Северный флот попусту байки не травит. У самого в Севастополе мать-старушка.
Вика разволновалась и громко сказала: Азовское море есть, Чёрного с Крымом нету?
Одна Арабатская стрелка от Крыма осталась, сестрёнка.
А как же Атрек? от волнения переставила буквы Вика и чуть не заплакала.
Я тебе врать не буду. Пойдём. И моряк из Дудинки сходил с ней вперёд, где было видно Азовское море, плескавшее в Арабатскую стрелку, и никакой воды более.
Постояв, посердившись, подумав, народ сел в вагоны, и поезда дали задний ход, кроме самого первого, провалившегося в яму. Многие в Мелитополе вышли, чтобы отправиться отдыхать на Азов. Вика поехала восвояси и не вставала от огорчения с верхней полки своей. «Делу время час потехе, час потехе, час потехе» дразнились колёса.

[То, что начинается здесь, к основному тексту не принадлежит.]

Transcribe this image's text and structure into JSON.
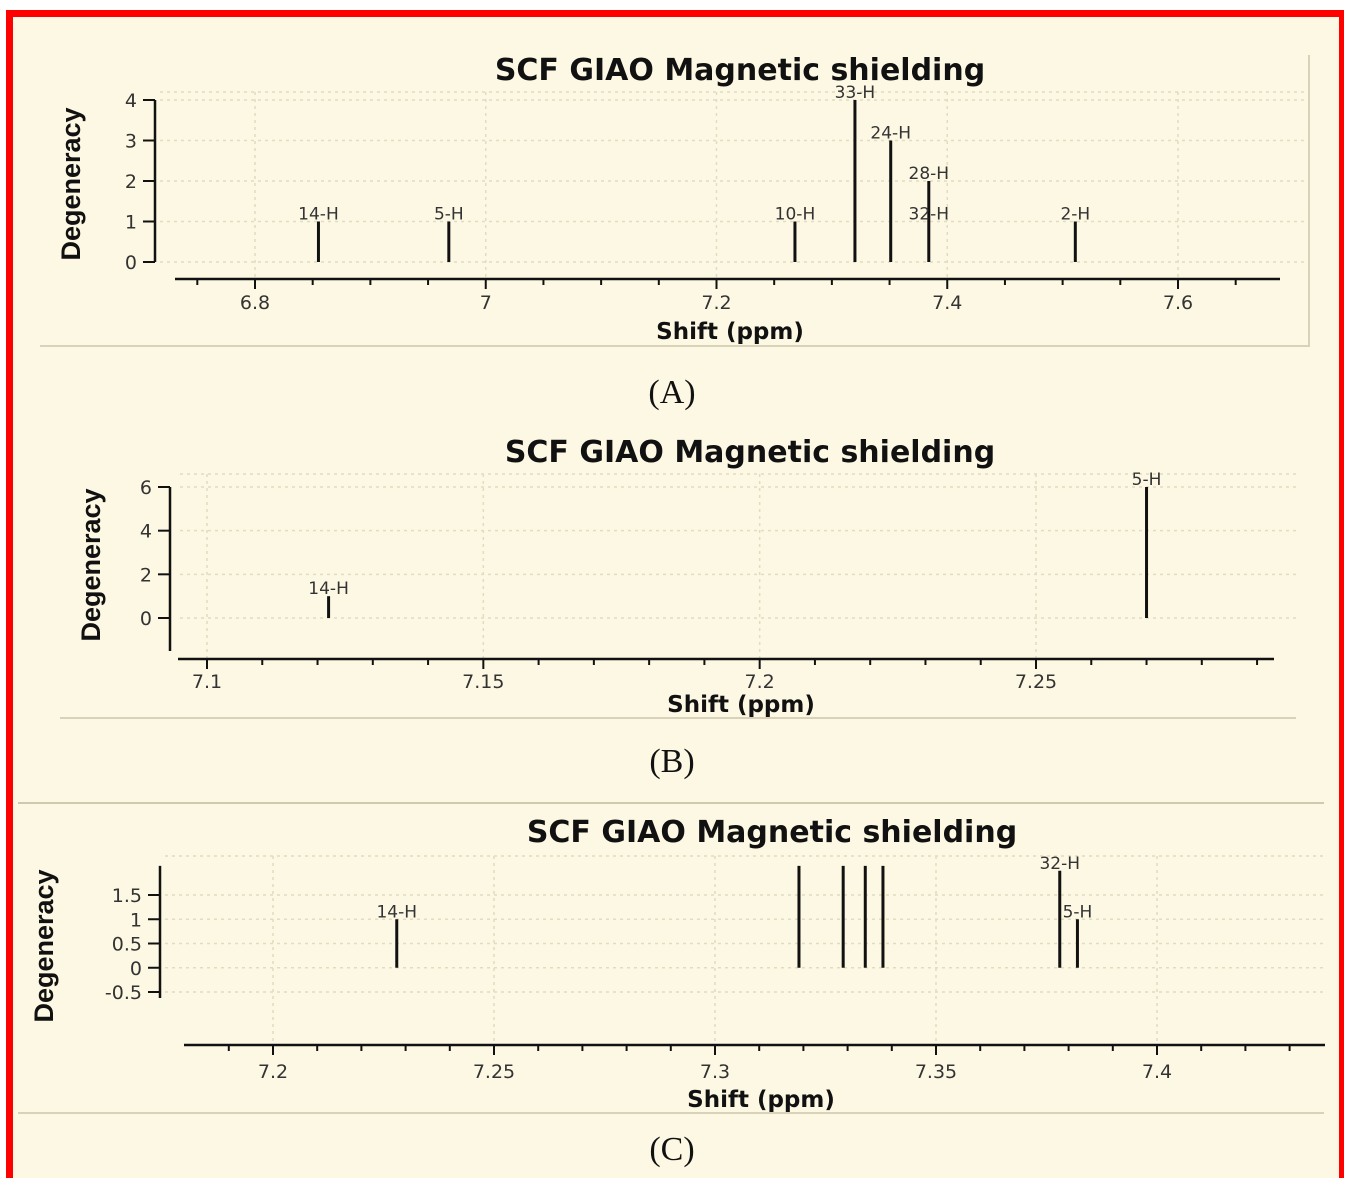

Вика вернулась в степное своё Ставрополье и пошла в школу. Учиться уже не хотелось, зато она часто слушала радио, отыскалось ли Чёрное море. Дикторы говорили, что как воды сгинули вместе с курортами и побережьем, так до сих пор не находятся. Вика вздыхала, усаживалась на крыльцо перед домом, грустила. Кругом были степь, да отары овец, да холодное солнце. Ветры в ту осень исчезли, перекати поле (они же кермеки,качимы и прочая) позастревали кто где. Один из них, с Вику ростом, уткнулся в крыльцо и мешал проходить. Чтобы не наколоться, Вика надела перчатки и потащила его на помойку. Когда они удалились от дома и их никто не мог слышать, перекати-поле вдруг заорал:
Что я тебе сделал, что ты меня тянешь в негодное место?!
Вика его отпустила и отскочила опасливо. Ты ты лежал и мешал проходить, бесполезный кермек. Вот поэтому.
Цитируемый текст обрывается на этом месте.